Same with an outfit.
Now, I have shape and proportion down—that’s my safe world of black, grey, and brown. But adding a pop of color against all the darkness in my closet? It was jarring. Like throwing a bright Persian rug into a stark, modern space and wondering why it doesn’t hit the same way it did in the perfectly styled photo.
To work, to really work, I needed to bring in all the colors. I used these cute and colorful outfit ideas from my aura reading as a starting point and then make it my own first by building Pinterest boards then slowly purchasing items I found that spoke to me, piece by piece. Think baby steps.







And because I know you’re going to ask—I’ll share my mood boards here. The ones I studied, the ones I created mostly using Pinterest (plus a few other sources I’ll share soon.) And I broke them down the same way I learned to with room design to strategically shop for the pieces I really wanted and knew I’d actually wear.



The Big Reveal (You’ve Earned It)
Okay, you’ve waited long enough. You’re here for the mystical, magical woo part. You want to know: what was my color?

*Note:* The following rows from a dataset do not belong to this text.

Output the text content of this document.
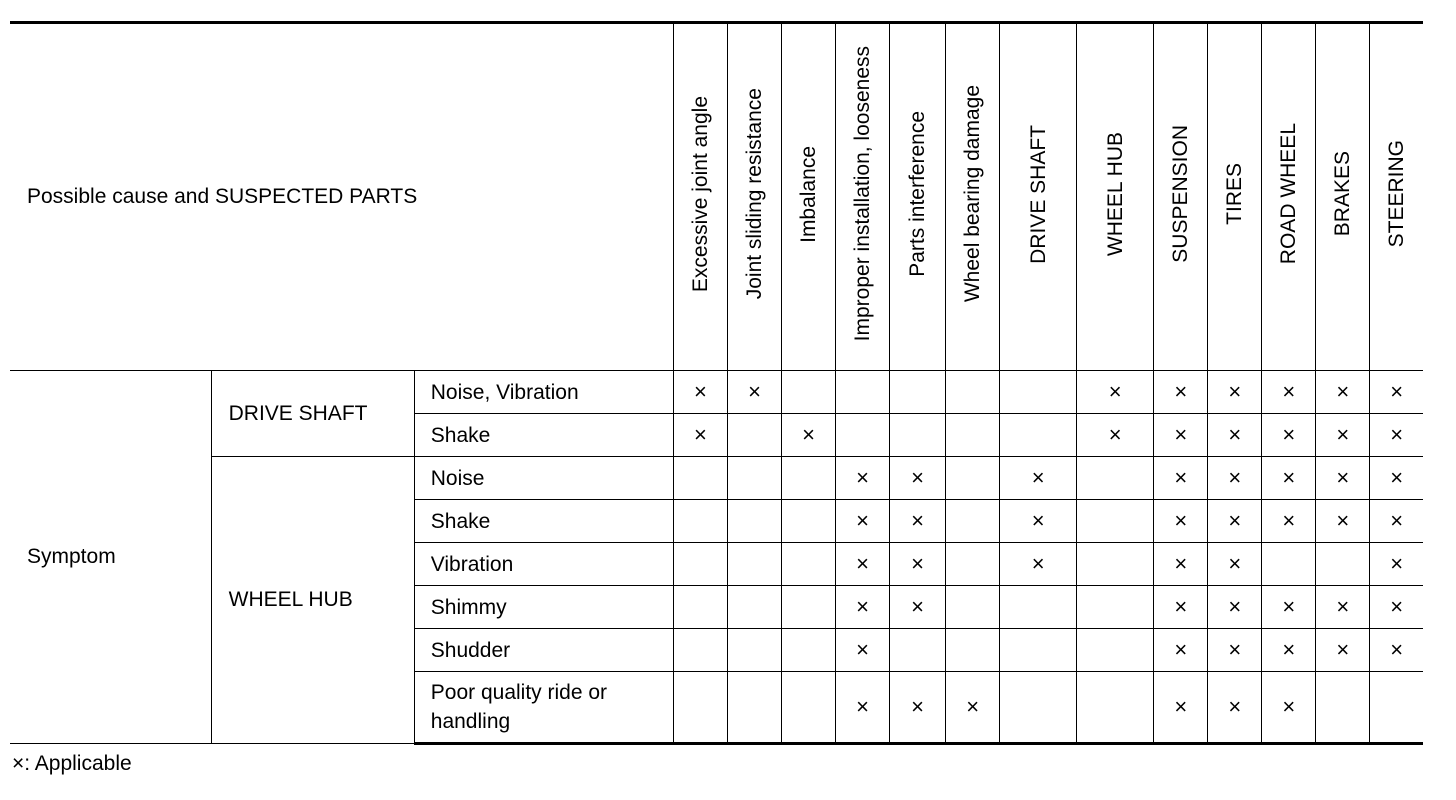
Possible cause and SUSPECTED PARTS			Excessive joint angle	Joint sliding resistance	Imbalance	Improper installation, looseness	Parts interference	Wheel bearing damage	DRIVE SHAFT	WHEEL HUB	SUSPENSION	TIRES	ROAD WHEEL	BRAKES	STEERING
Symptom	DRIVE SHAFT	Noise, Vibration	×	×						×	×	×	×	×	×
		Shake	×		×					×	×	×	×	×	×
	WHEEL HUB	Noise				×	×		×		×	×	×	×	×
		Shake				×	×		×		×	×	×	×	×
		Vibration				×	×		×		×	×			×
		Shimmy				×	×				×	×	×	×	×
		Shudder				×					×	×	×	×	×
		Poor quality ride or handling				×	×	×			×	×	×		
×: Applicable
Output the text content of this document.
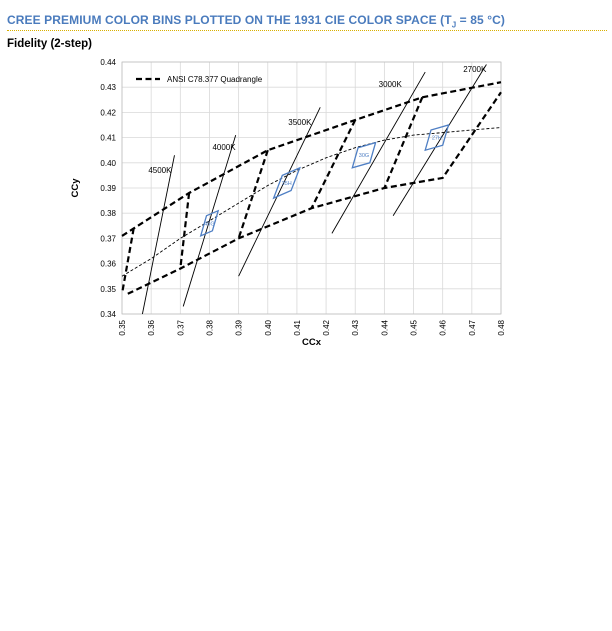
CREE PREMIUM COLOR BINS PLOTTED ON THE 1931 CIE COLOR SPACE ($T_J = 85$ °C)
Fidelity (2-step)
4500K
4000K
3500K
3000K
2700K
45G
35H
30G
27H
0.35	0.36	0.37	0.38	0.39	0.40	0.41	0.42	0.43	0.44	0.45	0.46	0.47	0.48
0.34
0.35
0.36
0.37
0.38
0.39
0.40
0.41
0.42
0.43
0.44
CCx
CCy
ANSI C78.377 Quadrangle
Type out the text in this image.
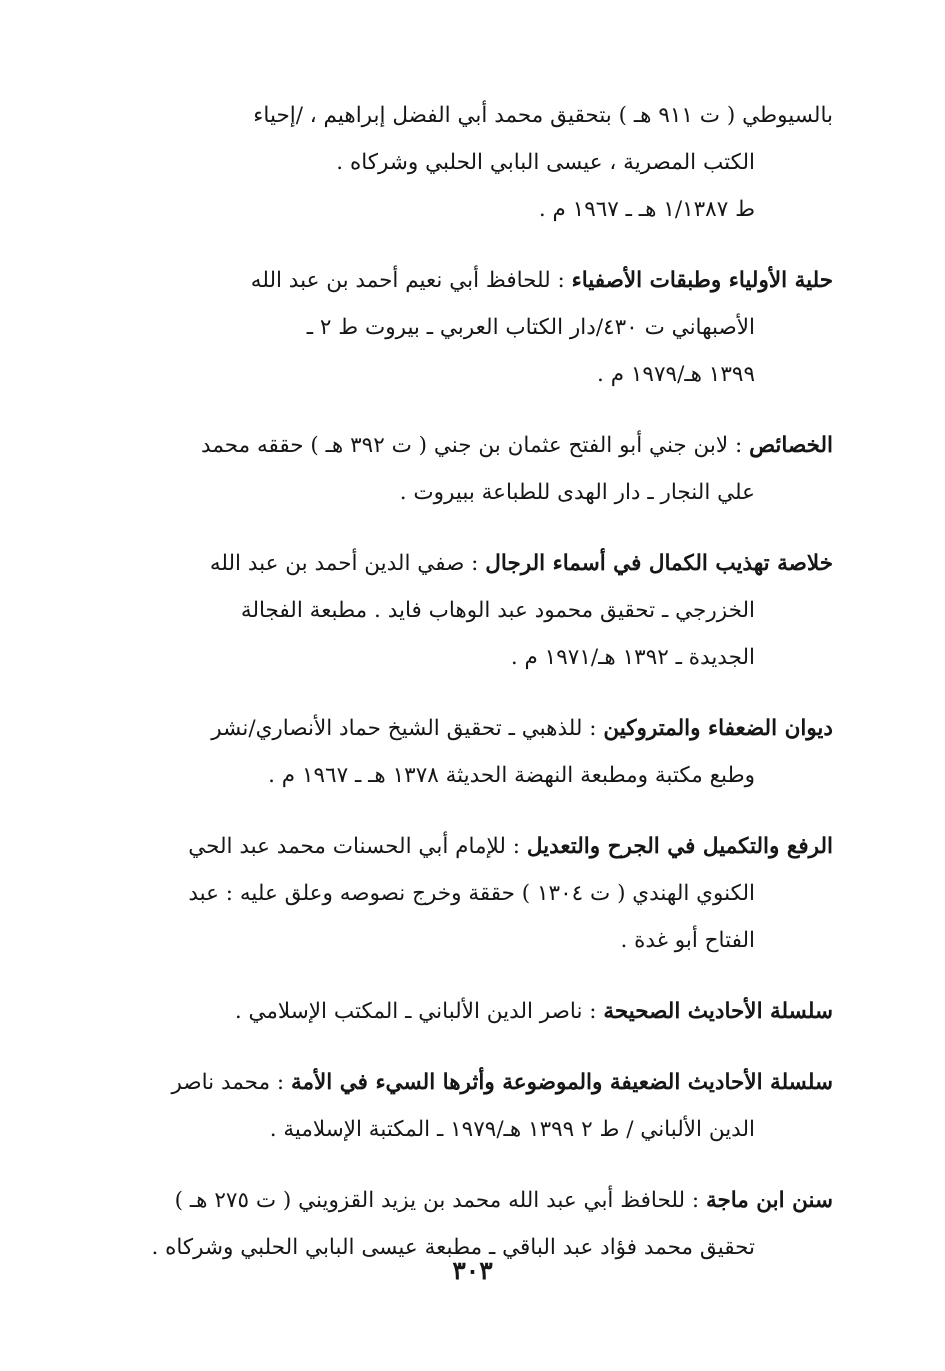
بالسيوطي ( ت ٩١١ هـ ) بتحقيق محمد أبي الفضل إبراهيم ، /إحياء
الكتب المصرية ، عيسى البابي الحلبي وشركاه .
ط ١/١٣٨٧ هـ ـ ١٩٦٧ م .

حلية الأولياء وطبقات الأصفياء : للحافظ أبي نعيم أحمد بن عبد الله
الأصبهاني ت ٤٣٠/دار الكتاب العربي ـ بيروت ط ٢ ـ
١٣٩٩ هـ/١٩٧٩ م .

الخصائص : لابن جني أبو الفتح عثمان بن جني ( ت ٣٩٢ هـ ) حققه محمد
علي النجار ـ دار الهدى للطباعة ببيروت .

خلاصة تهذيب الكمال في أسماء الرجال : صفي الدين أحمد بن عبد الله
الخزرجي ـ تحقيق محمود عبد الوهاب فايد . مطبعة الفجالة
الجديدة ـ ١٣٩٢ هـ/١٩٧١ م .

ديوان الضعفاء والمتروكين : للذهبي ـ تحقيق الشيخ حماد الأنصاري/نشر
وطبع مكتبة ومطبعة النهضة الحديثة ١٣٧٨ هـ ـ ١٩٦٧ م .

الرفع والتكميل في الجرح والتعديل : للإمام أبي الحسنات محمد عبد الحي
الكنوي الهندي ( ت ١٣٠٤ ) حققة وخرج نصوصه وعلق عليه : عبد
الفتاح أبو غدة .

سلسلة الأحاديث الصحيحة : ناصر الدين الألباني ـ المكتب الإسلامي .

سلسلة الأحاديث الضعيفة والموضوعة وأثرها السيء في الأمة : محمد ناصر
الدين الألباني / ط ٢ ١٣٩٩ هـ/١٩٧٩ ـ المكتبة الإسلامية .

سنن ابن ماجة : للحافظ أبي عبد الله محمد بن يزيد القزويني ( ت ٢٧٥ هـ )
تحقيق محمد فؤاد عبد الباقي ـ مطبعة عيسى البابي الحلبي وشركاه .

٣٠٣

Come closer. I’ll whisper it—because you know I’d never gatekeep this from you.
That day, it was yellow. Of course it was. Wanna know what yellow means for me…?
P.S. The Shift Is Real
Since shifting what I put on my body, working with color in a new way, I’ve wanted more—more color, more creativity, more joy. I hung wallpaper with flowers the size of small planets and shared the saga on my podcast. I revived this Substack with new ambition and purpose (heyyy). And I brought my full creative force to Instagram, without regret.
And while I don’t attribute this entirely to new clothes—I’ve done the work, after all—it has been the perfect spark, the right door to open at the right time for me. The moment I realized that everything I wanted was already there.
And now? It’s on the outside, too.
Because why hide your color when you can wear it?